After years of talk, 2013 marked a watershed moment in the government's Cool Japan campaign. Which begs the question: Is Japan cool?

As a robot-obsessed kid growing up in the 1970s and '80s, I always thought so. But for years, the anime and manga that drove me to learn Japanese and start a career in Tokyo was maligned as "junk culture" at best and scandalous at worst. One of my all-time favorite manga artists, Go Nagai, was even branded an "enemy of society" by Japanese school PTA groups after the publication of his admittedly edgy "Harenchi Gakuen (Shameless School)" in the early '70s.

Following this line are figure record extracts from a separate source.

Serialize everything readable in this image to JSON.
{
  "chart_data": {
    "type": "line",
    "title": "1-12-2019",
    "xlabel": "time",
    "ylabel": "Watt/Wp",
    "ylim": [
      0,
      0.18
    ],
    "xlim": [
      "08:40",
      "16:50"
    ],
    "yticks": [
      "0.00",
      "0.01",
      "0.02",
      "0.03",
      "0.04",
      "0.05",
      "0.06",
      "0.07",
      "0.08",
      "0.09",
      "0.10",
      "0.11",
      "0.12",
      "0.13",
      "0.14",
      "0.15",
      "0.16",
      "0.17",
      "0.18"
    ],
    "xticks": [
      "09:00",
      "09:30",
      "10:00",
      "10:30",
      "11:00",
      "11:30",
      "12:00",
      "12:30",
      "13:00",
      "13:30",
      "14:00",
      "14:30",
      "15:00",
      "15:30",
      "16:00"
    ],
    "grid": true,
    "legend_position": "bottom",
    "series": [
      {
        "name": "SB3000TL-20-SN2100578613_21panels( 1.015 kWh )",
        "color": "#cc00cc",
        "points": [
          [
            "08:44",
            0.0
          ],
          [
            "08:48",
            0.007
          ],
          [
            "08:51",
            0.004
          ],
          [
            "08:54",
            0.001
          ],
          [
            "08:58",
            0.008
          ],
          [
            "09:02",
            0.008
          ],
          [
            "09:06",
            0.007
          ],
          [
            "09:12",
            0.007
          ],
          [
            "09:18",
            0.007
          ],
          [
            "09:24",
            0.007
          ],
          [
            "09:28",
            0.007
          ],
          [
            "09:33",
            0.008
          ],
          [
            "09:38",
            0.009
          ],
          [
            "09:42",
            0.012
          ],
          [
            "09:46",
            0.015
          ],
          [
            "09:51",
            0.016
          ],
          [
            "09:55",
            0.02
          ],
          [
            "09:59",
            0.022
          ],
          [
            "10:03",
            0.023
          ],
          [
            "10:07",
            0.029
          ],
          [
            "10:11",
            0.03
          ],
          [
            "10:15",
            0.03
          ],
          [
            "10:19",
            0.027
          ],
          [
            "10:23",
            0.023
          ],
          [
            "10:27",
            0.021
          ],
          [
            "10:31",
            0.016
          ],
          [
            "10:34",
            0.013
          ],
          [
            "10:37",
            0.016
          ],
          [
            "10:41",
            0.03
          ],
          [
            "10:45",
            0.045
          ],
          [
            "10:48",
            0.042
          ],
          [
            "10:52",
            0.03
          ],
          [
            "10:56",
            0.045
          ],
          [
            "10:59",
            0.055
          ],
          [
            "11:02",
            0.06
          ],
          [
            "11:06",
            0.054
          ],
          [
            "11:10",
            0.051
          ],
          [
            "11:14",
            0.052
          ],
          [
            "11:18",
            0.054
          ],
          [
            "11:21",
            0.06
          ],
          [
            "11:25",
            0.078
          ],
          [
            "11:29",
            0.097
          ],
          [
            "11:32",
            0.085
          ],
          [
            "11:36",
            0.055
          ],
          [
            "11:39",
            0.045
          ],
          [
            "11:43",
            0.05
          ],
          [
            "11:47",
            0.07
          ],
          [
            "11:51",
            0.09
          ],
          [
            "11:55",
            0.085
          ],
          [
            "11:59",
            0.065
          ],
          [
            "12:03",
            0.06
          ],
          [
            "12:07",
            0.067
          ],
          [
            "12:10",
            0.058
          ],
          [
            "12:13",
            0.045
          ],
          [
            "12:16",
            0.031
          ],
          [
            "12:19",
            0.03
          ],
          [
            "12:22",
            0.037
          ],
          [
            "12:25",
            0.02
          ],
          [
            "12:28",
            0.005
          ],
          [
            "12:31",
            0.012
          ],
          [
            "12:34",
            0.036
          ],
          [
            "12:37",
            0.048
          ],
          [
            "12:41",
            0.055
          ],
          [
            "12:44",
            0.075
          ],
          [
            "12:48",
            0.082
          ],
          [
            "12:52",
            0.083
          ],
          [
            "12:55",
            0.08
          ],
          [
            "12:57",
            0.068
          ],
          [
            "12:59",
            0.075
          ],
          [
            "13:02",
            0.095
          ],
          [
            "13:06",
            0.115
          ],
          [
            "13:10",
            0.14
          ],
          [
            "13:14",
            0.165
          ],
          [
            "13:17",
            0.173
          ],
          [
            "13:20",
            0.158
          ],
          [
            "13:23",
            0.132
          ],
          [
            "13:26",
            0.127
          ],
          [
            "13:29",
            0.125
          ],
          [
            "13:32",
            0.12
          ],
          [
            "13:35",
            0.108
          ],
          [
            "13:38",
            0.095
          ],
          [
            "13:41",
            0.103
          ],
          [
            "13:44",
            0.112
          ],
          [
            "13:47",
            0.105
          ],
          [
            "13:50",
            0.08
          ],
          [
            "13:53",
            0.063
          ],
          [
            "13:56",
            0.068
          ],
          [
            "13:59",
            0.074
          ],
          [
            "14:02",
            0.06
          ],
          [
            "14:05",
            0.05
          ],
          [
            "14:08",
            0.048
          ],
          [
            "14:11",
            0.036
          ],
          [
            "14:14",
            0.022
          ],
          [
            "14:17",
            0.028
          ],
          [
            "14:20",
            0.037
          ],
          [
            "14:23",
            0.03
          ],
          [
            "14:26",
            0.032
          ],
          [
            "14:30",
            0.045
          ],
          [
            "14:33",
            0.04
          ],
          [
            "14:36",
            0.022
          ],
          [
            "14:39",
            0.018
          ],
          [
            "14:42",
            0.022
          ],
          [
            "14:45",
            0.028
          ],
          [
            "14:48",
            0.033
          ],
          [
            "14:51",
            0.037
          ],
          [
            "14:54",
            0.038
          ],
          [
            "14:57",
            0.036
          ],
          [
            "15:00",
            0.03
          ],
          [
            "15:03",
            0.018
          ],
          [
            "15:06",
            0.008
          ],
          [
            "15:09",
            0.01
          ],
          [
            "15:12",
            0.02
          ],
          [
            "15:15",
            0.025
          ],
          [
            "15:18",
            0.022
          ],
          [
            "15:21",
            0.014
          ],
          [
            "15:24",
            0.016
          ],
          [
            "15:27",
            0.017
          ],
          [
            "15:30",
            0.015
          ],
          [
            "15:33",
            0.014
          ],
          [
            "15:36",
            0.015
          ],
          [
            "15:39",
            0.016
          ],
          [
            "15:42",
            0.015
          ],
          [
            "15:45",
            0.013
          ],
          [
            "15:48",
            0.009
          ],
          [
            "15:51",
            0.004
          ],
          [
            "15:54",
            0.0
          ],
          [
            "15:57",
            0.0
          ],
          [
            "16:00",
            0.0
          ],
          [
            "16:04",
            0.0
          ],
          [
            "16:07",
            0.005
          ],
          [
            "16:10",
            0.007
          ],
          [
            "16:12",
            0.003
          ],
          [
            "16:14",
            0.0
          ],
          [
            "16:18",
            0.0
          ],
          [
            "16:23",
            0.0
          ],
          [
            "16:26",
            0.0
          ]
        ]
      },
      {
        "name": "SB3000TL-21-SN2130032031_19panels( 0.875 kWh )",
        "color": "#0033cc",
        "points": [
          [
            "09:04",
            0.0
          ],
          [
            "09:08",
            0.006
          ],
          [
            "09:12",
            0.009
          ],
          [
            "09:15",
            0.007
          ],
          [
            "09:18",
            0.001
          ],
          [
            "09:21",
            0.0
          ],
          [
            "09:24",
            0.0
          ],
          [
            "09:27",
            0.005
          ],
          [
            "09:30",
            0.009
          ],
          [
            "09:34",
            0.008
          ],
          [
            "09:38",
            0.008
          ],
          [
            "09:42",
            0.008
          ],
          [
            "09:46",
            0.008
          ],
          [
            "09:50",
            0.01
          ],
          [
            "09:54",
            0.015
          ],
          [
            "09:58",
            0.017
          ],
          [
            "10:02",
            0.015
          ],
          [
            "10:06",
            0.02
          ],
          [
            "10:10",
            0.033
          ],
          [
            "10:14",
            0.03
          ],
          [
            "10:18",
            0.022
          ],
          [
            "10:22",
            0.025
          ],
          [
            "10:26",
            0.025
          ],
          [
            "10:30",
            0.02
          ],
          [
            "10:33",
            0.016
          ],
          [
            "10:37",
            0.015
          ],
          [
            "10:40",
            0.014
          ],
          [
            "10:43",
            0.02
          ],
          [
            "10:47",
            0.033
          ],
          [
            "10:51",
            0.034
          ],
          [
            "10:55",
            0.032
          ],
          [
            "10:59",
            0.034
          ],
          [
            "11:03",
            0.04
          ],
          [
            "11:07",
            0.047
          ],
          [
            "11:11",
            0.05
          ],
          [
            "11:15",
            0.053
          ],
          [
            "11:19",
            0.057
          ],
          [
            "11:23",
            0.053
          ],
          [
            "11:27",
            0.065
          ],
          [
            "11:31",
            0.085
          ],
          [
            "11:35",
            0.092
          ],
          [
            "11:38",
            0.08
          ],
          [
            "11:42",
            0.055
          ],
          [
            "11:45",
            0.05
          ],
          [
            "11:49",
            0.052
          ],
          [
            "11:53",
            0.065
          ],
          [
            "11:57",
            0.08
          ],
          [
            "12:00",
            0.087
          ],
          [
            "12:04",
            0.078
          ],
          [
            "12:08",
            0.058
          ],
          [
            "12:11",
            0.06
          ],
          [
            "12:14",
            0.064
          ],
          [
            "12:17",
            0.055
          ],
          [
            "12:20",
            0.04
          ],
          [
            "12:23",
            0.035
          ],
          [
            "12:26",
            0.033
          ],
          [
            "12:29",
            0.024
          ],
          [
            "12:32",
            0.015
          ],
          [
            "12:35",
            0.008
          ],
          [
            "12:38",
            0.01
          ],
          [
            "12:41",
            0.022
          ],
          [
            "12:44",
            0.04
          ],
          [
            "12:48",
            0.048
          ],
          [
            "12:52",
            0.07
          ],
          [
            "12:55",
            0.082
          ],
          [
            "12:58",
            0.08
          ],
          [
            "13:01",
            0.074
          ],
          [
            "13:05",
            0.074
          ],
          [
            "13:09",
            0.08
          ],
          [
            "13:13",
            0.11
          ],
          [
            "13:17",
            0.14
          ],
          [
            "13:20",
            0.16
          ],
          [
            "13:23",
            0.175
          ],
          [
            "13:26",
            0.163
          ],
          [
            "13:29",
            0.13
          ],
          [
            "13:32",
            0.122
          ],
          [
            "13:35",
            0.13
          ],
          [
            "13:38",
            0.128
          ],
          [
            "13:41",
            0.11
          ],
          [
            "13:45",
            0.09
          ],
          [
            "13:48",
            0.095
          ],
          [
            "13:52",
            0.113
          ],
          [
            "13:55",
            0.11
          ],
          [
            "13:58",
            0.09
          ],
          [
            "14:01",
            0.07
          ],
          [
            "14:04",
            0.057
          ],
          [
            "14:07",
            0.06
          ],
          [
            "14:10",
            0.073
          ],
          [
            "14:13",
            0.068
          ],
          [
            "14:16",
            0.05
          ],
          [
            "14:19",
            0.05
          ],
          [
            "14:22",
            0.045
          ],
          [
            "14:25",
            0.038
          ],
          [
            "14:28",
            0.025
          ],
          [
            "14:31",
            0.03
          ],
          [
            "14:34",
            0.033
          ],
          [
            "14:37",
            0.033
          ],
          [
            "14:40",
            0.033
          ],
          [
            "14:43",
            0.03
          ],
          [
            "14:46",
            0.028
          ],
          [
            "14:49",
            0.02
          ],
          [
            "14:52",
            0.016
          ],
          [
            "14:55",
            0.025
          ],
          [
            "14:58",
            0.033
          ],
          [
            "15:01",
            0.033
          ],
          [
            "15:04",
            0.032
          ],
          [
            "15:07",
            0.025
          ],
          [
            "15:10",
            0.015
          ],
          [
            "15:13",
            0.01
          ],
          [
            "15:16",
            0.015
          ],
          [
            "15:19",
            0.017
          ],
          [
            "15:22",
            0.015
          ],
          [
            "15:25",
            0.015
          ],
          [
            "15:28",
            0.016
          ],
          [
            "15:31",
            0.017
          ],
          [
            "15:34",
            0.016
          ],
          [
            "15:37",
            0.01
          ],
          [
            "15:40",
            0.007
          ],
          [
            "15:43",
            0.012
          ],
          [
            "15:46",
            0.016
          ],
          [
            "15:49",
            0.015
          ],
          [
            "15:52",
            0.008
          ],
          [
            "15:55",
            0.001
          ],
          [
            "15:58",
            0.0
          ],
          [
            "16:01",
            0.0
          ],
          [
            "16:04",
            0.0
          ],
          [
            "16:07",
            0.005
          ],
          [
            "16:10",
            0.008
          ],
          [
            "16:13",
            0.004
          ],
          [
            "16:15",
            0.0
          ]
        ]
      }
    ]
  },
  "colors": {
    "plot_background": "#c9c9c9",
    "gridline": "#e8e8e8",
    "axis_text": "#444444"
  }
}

Somewhere around the early 2000s, things started changing. After a string of international anime successes such as "Gundam Wing," "Pokémon," "Dragonball Z" and "Sailor Moon," the Japanese government belatedly began waking up to the influence of the nation's pop culture — a phenomenon dubbed "soft power," as a counterpoint to "hard" exports such as cameras or cars. By 2003, the concept seemed like a no-brainer. Anime was everywhere. The creators of the hit "Matrix" films cited anime as a direct inspiration, director Hayao Miyazaki won an Oscar for his film "Spirited Away" and director Quentin Tarantino incorporated an extensive anime sequence into "Kill Bill: Vol. 1." So Japan was cool, once and for all.